С заходом солнца поднялся ветер. Первые полчаса он дул порывами, оттягивая и отпуская, как струны, вершины деревьев, и лес отвечал ему глухими невнятными звуками. Затем ветер усилился, звуки слились, и могучая однотонная симфония гудящего леса заполнила горы. К ровному гулу постепенно стали примешиваться скрип раскачавшихся стволов и пронзительный свист ветра над скалами. Где-то загрохотал полуоторванный лист кровельного железа, захлопали и заскрипели на проржавленных петлях ставни, и весь рудничный поселок заговорил странными, тревожными голосами.
Виктор сидел у догорающего костра; синеватые прозрачные язычки пламени слабо трепетали над грудой раскаленных углей, которые уже начинали подергиваться темной металлической окалиной, и костер вот-вот мог погаснуть.
Виктор долго прислушивался к первобытной, тысячелетия назад сложенной музыке, прислушивался с опаской и тревогой. Было пусто, одиноко. Так пусто и одиноко могло быть на Земле только до появления человека, но скорее это напоминало иную, не знавшую разумной жизни планету... Вот так где-нибудь на Марсе одиноко сидеть у костра... Озноб прошел по спине Виктора. Огромный гудящий мир окружал его, горожанина, впервые попавшего в тайгу, и Виктор, всегда казавшийся себе сильным, бесстрашным, поразился своей незащищенности, своей беспомощности. Все, что он знал и умел, не могло защитить его. Виктор еще не понимал, что нужно уметь и знать, чтобы спокойно смотреть в ночь, но безотчетный страх заставил его вспомнить о Травине, о Дерюгине, рядом с которыми он так хорошо провел прошлую ночь...
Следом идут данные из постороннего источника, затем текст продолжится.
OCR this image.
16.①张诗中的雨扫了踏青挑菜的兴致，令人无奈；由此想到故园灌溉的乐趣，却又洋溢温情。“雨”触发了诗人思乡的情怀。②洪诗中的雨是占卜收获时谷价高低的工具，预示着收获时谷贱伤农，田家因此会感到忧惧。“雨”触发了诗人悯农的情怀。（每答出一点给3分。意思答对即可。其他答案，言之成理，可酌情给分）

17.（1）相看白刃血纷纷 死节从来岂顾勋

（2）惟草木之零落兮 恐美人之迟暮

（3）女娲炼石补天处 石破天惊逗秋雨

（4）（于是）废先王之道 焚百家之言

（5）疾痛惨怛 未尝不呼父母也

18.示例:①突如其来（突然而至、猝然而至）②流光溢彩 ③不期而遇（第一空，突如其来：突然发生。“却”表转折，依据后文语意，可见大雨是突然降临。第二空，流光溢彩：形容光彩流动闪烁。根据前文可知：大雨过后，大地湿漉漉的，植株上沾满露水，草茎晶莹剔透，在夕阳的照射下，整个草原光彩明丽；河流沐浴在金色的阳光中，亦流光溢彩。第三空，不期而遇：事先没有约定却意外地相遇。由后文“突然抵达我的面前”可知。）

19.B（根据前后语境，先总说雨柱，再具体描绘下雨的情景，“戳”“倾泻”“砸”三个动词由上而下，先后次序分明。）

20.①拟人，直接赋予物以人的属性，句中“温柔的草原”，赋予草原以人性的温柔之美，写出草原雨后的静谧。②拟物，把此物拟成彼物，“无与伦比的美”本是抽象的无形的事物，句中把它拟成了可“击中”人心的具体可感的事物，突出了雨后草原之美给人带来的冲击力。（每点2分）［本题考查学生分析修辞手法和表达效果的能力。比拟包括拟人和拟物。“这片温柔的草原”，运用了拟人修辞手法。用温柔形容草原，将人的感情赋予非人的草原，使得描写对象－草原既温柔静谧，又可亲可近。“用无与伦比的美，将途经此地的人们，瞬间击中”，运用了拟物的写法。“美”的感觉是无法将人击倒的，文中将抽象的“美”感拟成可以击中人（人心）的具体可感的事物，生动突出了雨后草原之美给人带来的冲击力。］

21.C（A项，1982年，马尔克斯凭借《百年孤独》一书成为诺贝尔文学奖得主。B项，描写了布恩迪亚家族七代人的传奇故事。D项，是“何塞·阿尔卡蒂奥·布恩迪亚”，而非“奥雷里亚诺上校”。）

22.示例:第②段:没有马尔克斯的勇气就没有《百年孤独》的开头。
Костер догорел, и Виктор поспешил скрыться в комнате. Там, под защитой ветхих стен, было спокойнее: пусть непрочная, но все-таки глухая перегородка отделяла его теперь от внешнего мира. А если хорошенько запереть двери и окна...
Но тут Виктор обнаружил, что не прибиты крючки к окнам и не приделаны засовы к двери...
Виктор заспешил. Он приспособил к окнам вместо шпингалетов палочки и приступил к баррикадированию двери. Придвинув к ней вплотную топчан, он притянул к нему дверную ручку аркомчой - неразрываемой волосяной веревкой - и толкнул дверь. Она не подалась.
"Вот так, - удовлетворенно подумал Виктор, начиная успокаиваться. Теперь совсем другое дело". Почему-то ему припомнилась Москва и захотелось поговорить с отцом. Он даже взял радиотелефон и поднял антенну. Ему оставалось набрать номер, и тогда сюда, в таежную глушь, донесся бы голос отца или матери... Последний раз он разговаривал с ними из Шагонара... Виктор повернул диск, но потом опустил антенну. Нет, лучше он позвонит завтра утром, когда над горами вновь взойдет солнце...
Виктор еще раз проверил прочность запоров, осмотрел комнату и, окончательно успокоившись, лег на топчан. Ему хотелось спать, и он, сладко зевнув, повернулся на бок. В тот самый момент, когда веки его смежились, в затухающем мозгу ярко вспыхнула мысль: "А ведь я струсил". Виктор открыл глаза и недоуменно уставился в стенку. "Неужели струсил?.. Струсил, струсил..."
Медленно, очень медленно Виктор поднялся, подошел к двери и отвязал аркомчу. Так же медленно он пересек комнату, обошел все окна и вытащил самодельные шпингалеты. Потом он поставил на прежнее место топчан и снова лег. Москва, большой каменный дом - все это вдруг до смешного уменьшилось в размерах и отодвинулось на недосягаемое расстояние. Реальностью был низкий потолок над головой, тайга, гудящая за окнами, и он, Виктор, победивший самого себя.